Gov. Dannel P. Malloy is expected to sign a bill eliminating what victim advocates and prosecutors say is a loophole that makes it nearly impossible to prosecute certain sexual assault cases.
The bill expands the legal definition of “physically helpless” in the context of sexual assault. Prosecutors and advocates for victims and people with disabilities say the existing definition is too restrictive.
Proponents have been pushing for a change in the definition for four years. This year, the measure passed the House and Senate unanimously, and Malloy’s spokesman said the governor will sign it.
The bill was inspired by the case of Richard Fourtin, a Bridgeport man whose sexual assault conviction was overturned because of the state’s legal definition of “physically helpless.”
A jury convicted Fourtin of attempted second-degree sexual assault and fourth-degree sexual assault under a statute that covers sexual contact with a person who is physically helpless. The victim was a 25-year-old woman Fourtin helped care for, who had cerebral palsy and mental retardation and could not walk or talk. She disclosed the assault to a staff member at an adult day care program she attended, communicating by gesturing and pointing to letters on a board to spell out words. A medical exam found symptoms consistent with sexual assault.

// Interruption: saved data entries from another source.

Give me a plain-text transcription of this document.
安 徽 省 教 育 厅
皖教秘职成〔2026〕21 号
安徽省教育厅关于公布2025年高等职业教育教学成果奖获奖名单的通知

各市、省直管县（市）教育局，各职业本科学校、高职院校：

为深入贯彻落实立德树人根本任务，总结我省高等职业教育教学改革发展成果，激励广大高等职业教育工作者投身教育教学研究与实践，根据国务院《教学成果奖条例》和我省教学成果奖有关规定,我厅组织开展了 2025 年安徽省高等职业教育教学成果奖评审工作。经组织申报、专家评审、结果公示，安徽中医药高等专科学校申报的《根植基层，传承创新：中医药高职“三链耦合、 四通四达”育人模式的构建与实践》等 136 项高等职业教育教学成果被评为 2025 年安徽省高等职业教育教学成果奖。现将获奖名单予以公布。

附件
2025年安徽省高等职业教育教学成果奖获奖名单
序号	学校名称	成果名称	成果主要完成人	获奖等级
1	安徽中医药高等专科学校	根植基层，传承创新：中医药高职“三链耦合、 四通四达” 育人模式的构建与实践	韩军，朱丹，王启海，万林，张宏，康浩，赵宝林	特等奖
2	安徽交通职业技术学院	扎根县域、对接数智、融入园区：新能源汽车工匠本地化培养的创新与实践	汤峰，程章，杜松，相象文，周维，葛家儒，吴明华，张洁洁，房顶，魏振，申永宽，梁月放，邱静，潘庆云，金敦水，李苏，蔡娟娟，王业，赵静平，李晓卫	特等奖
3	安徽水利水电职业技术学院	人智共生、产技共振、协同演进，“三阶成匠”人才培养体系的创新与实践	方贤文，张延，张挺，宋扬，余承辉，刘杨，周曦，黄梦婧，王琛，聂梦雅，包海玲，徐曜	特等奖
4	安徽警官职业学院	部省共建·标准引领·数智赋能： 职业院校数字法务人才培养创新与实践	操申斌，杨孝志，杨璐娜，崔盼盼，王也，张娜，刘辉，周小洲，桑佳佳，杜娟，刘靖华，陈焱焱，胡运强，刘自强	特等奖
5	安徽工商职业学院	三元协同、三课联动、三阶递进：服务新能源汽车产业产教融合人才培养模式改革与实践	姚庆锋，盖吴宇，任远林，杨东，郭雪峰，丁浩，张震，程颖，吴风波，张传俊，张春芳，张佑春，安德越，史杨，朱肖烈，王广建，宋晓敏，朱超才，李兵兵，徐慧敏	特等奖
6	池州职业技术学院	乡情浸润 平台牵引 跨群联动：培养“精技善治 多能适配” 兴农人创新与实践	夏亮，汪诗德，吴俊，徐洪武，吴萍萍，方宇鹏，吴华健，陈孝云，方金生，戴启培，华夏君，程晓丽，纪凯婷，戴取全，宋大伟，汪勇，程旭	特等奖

But an appellate court overturned Fourtin’s conviction. The courts found that the woman did not meet the definition of “physically helpless” because she was not completely unable to express unwillingness — she could bite, kick, scream, or point to letters on a board to spell words. The Connecticut Supreme Court upheld that ruling last fall.
Currently, state law defines “physically helpless” as being unconscious or physically unable to communicate unwillingness. The bill would expand the definition to cover a person who is “physically unable to resist an act of sexual intercourse or sexual contact.” The language of the bill was based in part on a dissenting opinion in the Fourtin case, written by Justice Flemming L. Norcott.
In another case cited by proponents of the change, a woman was allegedly inappropriately touched by a paramedic in 1987 while she was being taken to a hospital and physically restrained. Prosecutors argued that the woman was physically helpless because she couldn’t move away from the paramedic. But the state Supreme Court ruled that she didn’t fit the definition of helpless because she had repeatedly told the defendant to stop.